Gov. Warner says tax increases last year were necessary because state regularly outspent state revenue.
(Scott K. Brown -- AP)
In December 2004 -- in the middle of the fiscal year -- he met with them again and revised his prediction. With Northern Virginia's economy booming and the state's sales, income and corporate taxes strong, he predicted robust growth of 8.2 percent.
He was wrong again.
Last week, he announced the latest estimate: Virginia's economy is growing at a rate of 10.3 percent. The growth means the state, which had record budget shortfalls a few years ago, will take in nearly $1.2 billion more than the governor anticipated on the eve of 2004.

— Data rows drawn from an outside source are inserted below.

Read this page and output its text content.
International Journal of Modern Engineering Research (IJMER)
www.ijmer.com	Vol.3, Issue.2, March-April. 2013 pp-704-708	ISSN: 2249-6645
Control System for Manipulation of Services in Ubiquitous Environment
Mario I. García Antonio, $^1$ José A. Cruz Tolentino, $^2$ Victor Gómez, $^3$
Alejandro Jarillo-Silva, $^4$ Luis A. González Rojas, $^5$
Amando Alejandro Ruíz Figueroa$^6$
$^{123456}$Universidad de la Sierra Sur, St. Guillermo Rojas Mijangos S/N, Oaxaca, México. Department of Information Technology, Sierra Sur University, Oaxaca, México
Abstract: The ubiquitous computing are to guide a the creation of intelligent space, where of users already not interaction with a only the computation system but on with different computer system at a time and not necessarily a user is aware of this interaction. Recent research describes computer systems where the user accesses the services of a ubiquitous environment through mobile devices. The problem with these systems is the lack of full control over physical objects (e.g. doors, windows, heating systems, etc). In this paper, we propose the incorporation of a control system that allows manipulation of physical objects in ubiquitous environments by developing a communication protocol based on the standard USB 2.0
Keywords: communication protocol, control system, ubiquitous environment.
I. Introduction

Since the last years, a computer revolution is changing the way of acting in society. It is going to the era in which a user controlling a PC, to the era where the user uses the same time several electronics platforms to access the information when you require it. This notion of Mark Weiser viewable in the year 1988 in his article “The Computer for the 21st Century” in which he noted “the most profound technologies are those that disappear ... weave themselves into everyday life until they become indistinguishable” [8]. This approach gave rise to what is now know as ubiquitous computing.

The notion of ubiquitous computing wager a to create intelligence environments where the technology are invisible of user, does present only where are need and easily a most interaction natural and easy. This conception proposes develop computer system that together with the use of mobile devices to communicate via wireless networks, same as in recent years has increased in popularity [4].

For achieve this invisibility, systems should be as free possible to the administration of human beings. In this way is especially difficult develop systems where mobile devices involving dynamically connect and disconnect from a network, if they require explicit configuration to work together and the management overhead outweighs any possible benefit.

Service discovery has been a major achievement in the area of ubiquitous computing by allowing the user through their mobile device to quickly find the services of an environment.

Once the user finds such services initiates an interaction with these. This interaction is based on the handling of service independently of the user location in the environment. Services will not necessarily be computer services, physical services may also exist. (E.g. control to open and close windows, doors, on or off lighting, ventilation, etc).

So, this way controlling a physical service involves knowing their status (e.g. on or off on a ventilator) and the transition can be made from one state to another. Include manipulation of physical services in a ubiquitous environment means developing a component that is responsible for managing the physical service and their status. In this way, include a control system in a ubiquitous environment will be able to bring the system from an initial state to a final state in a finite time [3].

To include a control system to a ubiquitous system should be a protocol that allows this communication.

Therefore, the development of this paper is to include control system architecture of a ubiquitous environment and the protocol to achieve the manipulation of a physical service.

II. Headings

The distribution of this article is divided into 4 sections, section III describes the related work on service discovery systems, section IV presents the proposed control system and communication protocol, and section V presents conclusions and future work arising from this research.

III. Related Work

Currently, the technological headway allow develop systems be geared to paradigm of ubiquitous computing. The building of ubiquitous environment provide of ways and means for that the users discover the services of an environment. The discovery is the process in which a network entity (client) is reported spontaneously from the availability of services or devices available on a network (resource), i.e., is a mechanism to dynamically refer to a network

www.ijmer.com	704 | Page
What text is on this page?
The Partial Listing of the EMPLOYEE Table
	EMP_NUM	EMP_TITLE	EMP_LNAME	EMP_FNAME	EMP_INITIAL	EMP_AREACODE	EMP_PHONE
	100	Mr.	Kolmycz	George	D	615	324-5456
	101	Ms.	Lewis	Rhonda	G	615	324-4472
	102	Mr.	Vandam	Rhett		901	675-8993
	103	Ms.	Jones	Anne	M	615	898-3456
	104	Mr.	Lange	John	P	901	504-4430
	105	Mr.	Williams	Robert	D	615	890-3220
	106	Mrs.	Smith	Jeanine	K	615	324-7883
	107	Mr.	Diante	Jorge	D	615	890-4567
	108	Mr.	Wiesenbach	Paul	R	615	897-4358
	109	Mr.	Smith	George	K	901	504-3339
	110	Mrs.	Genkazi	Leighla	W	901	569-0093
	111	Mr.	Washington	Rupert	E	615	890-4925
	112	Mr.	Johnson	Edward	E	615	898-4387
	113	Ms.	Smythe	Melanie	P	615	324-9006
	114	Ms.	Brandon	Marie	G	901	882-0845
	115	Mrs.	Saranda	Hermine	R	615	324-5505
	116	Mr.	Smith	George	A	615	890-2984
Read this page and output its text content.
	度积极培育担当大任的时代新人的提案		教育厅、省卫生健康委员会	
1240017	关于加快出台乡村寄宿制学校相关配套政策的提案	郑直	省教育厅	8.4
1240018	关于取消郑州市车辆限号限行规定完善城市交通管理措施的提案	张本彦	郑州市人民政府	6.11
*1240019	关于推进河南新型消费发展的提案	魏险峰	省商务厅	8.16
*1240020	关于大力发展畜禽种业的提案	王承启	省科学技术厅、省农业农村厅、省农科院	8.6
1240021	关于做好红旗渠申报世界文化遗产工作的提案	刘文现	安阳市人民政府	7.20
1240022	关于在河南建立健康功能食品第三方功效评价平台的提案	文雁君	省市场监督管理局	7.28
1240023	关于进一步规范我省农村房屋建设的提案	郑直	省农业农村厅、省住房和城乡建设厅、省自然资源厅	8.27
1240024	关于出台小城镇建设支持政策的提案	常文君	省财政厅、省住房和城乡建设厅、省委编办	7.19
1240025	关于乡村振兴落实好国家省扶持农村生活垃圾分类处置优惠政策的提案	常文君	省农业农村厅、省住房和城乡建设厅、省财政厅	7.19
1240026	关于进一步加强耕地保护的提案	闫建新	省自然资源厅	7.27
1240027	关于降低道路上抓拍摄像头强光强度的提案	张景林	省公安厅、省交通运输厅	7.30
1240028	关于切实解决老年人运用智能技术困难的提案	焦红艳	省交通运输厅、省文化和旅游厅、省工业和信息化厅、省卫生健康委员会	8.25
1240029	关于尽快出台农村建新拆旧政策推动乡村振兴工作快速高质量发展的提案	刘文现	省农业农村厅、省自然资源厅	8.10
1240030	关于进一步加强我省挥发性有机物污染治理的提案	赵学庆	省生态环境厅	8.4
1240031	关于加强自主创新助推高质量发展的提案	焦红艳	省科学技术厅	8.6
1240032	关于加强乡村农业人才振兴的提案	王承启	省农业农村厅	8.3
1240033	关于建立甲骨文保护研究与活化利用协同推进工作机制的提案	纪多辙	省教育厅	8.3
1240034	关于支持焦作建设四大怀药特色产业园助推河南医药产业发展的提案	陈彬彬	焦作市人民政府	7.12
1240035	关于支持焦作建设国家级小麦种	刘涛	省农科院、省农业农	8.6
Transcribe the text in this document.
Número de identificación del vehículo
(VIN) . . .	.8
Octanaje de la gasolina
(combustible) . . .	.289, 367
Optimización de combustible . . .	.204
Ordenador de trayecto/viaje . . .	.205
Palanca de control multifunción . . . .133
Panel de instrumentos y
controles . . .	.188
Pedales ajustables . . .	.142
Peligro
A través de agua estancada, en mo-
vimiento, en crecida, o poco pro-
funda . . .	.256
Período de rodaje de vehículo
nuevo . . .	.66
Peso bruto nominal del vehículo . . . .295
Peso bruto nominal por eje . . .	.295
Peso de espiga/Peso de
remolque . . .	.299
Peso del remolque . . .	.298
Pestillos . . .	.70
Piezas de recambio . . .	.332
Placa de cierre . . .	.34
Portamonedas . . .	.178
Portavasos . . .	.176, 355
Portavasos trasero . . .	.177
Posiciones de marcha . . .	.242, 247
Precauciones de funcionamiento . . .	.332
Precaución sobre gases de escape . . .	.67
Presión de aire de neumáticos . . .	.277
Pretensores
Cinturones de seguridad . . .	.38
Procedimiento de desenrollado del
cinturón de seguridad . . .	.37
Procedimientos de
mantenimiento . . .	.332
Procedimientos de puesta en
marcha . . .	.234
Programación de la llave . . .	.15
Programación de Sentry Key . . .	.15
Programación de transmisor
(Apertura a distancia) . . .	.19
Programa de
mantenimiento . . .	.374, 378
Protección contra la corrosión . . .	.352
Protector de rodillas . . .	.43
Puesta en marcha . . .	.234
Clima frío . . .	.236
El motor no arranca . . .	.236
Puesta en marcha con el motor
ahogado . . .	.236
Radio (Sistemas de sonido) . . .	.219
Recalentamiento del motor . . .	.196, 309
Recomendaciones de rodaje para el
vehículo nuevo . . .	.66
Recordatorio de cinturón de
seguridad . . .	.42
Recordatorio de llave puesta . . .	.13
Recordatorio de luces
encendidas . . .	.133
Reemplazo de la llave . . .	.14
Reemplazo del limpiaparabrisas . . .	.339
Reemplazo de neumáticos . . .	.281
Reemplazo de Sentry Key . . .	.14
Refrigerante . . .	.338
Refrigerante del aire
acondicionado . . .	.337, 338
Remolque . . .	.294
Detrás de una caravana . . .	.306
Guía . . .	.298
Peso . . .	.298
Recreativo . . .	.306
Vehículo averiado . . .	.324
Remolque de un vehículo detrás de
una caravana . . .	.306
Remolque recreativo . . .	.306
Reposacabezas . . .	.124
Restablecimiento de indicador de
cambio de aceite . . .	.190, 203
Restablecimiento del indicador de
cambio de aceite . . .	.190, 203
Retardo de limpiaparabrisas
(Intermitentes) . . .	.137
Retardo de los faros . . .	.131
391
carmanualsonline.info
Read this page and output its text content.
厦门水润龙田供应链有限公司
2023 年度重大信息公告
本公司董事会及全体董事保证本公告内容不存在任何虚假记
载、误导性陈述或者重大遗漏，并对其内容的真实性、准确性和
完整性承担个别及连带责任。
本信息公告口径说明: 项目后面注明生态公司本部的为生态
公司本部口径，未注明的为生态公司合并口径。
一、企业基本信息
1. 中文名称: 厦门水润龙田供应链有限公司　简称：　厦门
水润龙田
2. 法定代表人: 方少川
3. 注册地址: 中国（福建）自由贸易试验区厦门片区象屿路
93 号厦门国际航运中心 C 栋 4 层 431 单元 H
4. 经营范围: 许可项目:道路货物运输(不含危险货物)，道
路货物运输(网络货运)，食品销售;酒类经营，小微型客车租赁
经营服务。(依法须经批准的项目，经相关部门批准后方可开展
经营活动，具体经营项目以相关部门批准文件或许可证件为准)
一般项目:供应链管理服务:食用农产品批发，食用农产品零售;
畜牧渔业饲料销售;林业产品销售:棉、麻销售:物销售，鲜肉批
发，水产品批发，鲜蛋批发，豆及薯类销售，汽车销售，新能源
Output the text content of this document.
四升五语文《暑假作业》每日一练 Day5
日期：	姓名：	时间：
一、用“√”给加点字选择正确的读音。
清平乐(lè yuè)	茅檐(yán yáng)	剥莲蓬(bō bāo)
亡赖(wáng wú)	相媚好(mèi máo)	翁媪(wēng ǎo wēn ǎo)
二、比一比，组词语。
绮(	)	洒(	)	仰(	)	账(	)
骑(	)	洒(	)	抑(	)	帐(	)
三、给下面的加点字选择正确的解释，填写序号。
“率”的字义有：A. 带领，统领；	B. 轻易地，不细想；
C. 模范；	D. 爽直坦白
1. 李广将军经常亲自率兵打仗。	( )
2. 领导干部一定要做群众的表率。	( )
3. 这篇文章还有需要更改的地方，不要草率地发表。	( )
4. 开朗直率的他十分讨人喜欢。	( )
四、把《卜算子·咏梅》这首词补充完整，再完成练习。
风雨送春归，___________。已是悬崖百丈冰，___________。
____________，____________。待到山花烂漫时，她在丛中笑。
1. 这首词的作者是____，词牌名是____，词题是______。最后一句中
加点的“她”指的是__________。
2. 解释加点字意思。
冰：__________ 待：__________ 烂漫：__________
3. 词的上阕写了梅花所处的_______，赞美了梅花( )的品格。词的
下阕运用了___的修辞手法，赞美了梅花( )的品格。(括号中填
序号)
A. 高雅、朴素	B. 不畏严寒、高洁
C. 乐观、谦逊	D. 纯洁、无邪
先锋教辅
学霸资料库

The rapid turnaround in Virginia is good news for lawmakers in the House of Delegates and the Senate, who today will unveil competing budgets brimming with proposals to spend the money or give some of it back to residents as tax cuts.
But the governor's attempts to get a grip on the economy's performance are an indication of how the vagaries of the stock market, mortgage interest rates and corporate fortunes can frustrate predictions of the state's revenue.
And they have stoked debate about whether the two-year, $1.5 billion tax increase approved by the General Assembly last year was an overreaction to a temporary downturn in the state's fortunes.
On the floor of the House last week, Del. Ben L. Cline (R-Amherst) accused Warner and his finance secretary, John M. Bennett, of pushing through a tax increase that they knew was unnecessary.
"If I made the estimates this secretary of finance made, as a businessman, I'd be bankrupt," he said.
Former attorney general Jerry W. Kilgore (R), who is running for governor, told fellow party members at a retreat in December that they had been vindicated. "We argued that with the economic growth projected for the commonwealth, that tax increases were not necessary," he said. "Ladies and gentlemen, we were right."
Warner insists that the tax increases were necessary because the state regularly was spending more money than it was taking in.
He said the upturn should be regarded as an aberration.
Warner's budget assumes that the growth rate will return to a normal 5.8 percent in fiscal 2007.